Rachel and Lin:

We discussed Sun Tzu, and the nebulous history surrounding his life. What is difficult about using the internet to look up this figure is that, understandably given the thousands of years of history that separate then and now, there is more than one person with his name.

I started with Wikipedia. The article I link to here is apparently the article for the Chinese mathematician who wrote the book containing the Chinese Remainder Theorem. The claim, according to the article is that he was alive around 200-400 C.E. Unfortunately, this wiki article is a stub, but does note that with regard to Tzu's work, he investigated astronomy and diophantine equations. Many sources, however, seem to concur that very little, if anything at all, is known about Tzu.

With regard to the Chinese Remainder Theorem, Wikipedia has a very clear definition of the theorem. It also offers an example which I found helpful. I suggest that the reader be very careful at the end, as the last few sections are confusing to me.

There appear to be many proofs on the internet of the Chinese Remainder Theorem, which appear to quote many different sources. One simpler one I found is here. I was talking to Mou and he found a very interesting proof that I hope he shares as well.

- Rob M.

Thanks Rob! The "official statement" of the Chinese Remainder Theorem I found is in the textbook of Discreet Mathematics. The theorem states as this:

Let m1,m2, … , mn be pairwise relatively

prime positive integers greater than one and a1, a2, … , an arbitrary integers. Then the system

x ≡ a1 (mod m1),

x ≡ a2 (mod m2),

·

·

·

x ≡ an (mod mn)

has a unique solution modulo m = m1·m2 · · ·mn. (That is, there is a solution x with

0 ≤ x <m, and all other solutions are congruent modulo m to this solution.)

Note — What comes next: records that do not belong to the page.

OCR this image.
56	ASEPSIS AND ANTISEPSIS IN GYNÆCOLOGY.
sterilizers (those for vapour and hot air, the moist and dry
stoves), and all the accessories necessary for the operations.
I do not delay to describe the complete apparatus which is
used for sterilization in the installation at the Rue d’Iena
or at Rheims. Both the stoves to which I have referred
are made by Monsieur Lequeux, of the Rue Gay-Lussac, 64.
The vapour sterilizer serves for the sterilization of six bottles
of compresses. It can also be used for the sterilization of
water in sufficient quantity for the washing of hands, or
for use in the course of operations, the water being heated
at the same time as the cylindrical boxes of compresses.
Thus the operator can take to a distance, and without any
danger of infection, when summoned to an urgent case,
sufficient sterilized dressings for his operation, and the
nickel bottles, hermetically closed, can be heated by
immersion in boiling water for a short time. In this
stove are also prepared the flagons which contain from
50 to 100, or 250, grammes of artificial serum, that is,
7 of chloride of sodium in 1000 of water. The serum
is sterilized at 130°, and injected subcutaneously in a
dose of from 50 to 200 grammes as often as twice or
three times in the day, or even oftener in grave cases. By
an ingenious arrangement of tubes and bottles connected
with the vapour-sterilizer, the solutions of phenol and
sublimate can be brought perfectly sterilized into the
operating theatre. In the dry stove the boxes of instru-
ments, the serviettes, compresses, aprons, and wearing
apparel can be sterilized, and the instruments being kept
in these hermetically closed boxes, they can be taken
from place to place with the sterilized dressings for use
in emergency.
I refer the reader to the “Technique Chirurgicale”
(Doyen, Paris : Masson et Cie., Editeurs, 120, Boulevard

Proof: To establish this theorem, we need to show that a solution exists and that it is unique

modulo m. We will show that a solution exists by describing a way to construct this solution;

showing that the solution is unique modulo m is Exercise 30.

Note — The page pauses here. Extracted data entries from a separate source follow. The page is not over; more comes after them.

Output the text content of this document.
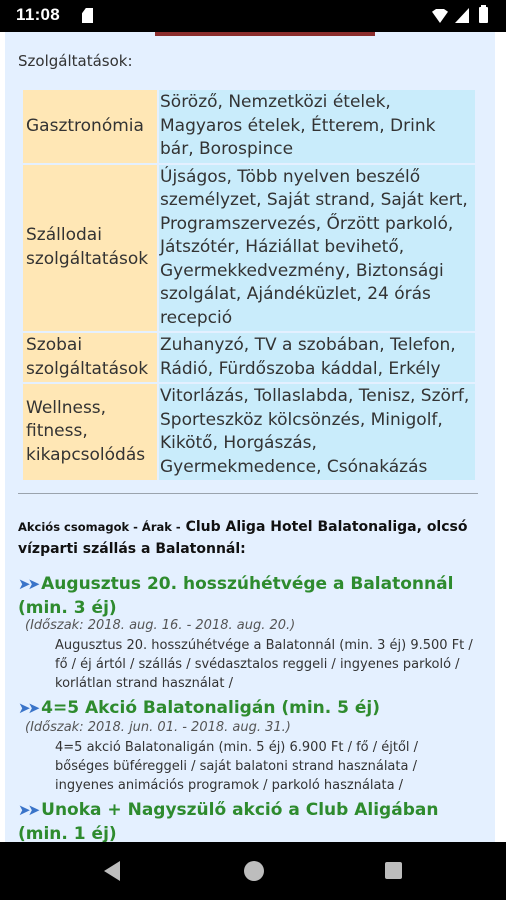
11:08
Szolgáltatások:
Gasztronómia	Söröző, Nemzetközi ételek, Magyaros ételek, Étterem, Drink bár, Borospince
Szállodai szolgáltatások	Újságos, Több nyelven beszélő személyzet, Saját strand, Saját kert, Programszervezés, Őrzött parkoló, Játszótér, Háziállat bevihető, Gyermekkedvezmény, Biztonsági szolgálat, Ajándéküzlet, 24 órás recepció
Szobai szolgáltatások	Zuhanyzó, TV a szobában, Telefon, Rádió, Fürdőszoba káddal, Erkély
Wellness, fitness, kikapcsolódás	Vitorlázás, Tollaslabda, Tenisz, Szörf, Sporteszköz kölcsönzés, Minigolf, Kikötő, Horgászás, Gyermekmedence, Csónakázás
Akciós csomagok - Árak - Club Aliga Hotel Balatonaliga, olcsó vízparti szállás a Balatonnál:
➤➤ Augusztus 20. hosszúhétvége a Balatonnál (min. 3 éj)
(Időszak: 2018. aug. 16. - 2018. aug. 20.)
Augusztus 20. hosszúhétvége a Balatonnál (min. 3 éj) 9.500 Ft / fő / éj ártól / szállás / svédasztalos reggeli / ingyenes parkoló / korlátlan strand használat /
➤➤ 4=5 Akció Balatonaligán (min. 5 éj)
(Időszak: 2018. jun. 01. - 2018. aug. 31.)
4=5 akció Balatonaligán (min. 5 éj) 6.900 Ft / fő / éjtől / bőséges büféreggeli / saját balatoni strand használata / ingyenes animációs programok / parkoló használata /
➤➤ Unoka + Nagyszülő akció a Club Aligában (min. 1 éj)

To construct a simultaneous solution, first let

Mk = m/mk

for k = 1, 2, … , n. That is, Mk is the product of the moduli except for mk. Because mi and mk

have no common factors greater than 1 when i = k, it follows that gcd(mk,Mk) = 1. Consequently,

by Theorem 1, we know that there is an integer yk, an inverse of Mk modulo mk, such

that

Mkyk ≡ 1 (mod mk).

To construct a simultaneous solution, form the sum

x = a1·M1·y1 + a2·M2·y2 +· · ·+an·Mn·yn.

We will now show that x is a simultaneous solution. First, note that because Mj ≡ 0 (mod mk)

whenever j = k, all terms except the kth term in this sum are congruent to 0 modulomk. Because

Mk·yk ≡ 1 (mod mk) we see that

x ≡ ak·Mk·yk ≡ ak (mod mk),

for k = 1, 2, … , n.We have shown that x is a simultaneous solution to the n congruences.

As for the problem we saw in class, it could be simplified as finding an integer x that

x≡2(mod 3)

x≡3(mod 5)

x≡2(mod 7)

so let m=3·5·7=105

then M1=m/3=35, M2=m/5=21, M3=m/7=15. now we have to find y1, y2 and y3. They are actually the inverse of M1 mod3, M2 mod 5 and M3 mod 7. Inverse means that

y1·M1=1(mod 3)

y2·M2=1(mod 5)

y3·M3=1(mod 7)

in this case, y1=2, y2=1, y3=1.

So x≡ a1·M1·y1+a2·M2·y2+a3·M3·y3=2·35·2+3·21·1+2·15·1= 233 = 23 (mod 105)

- Mou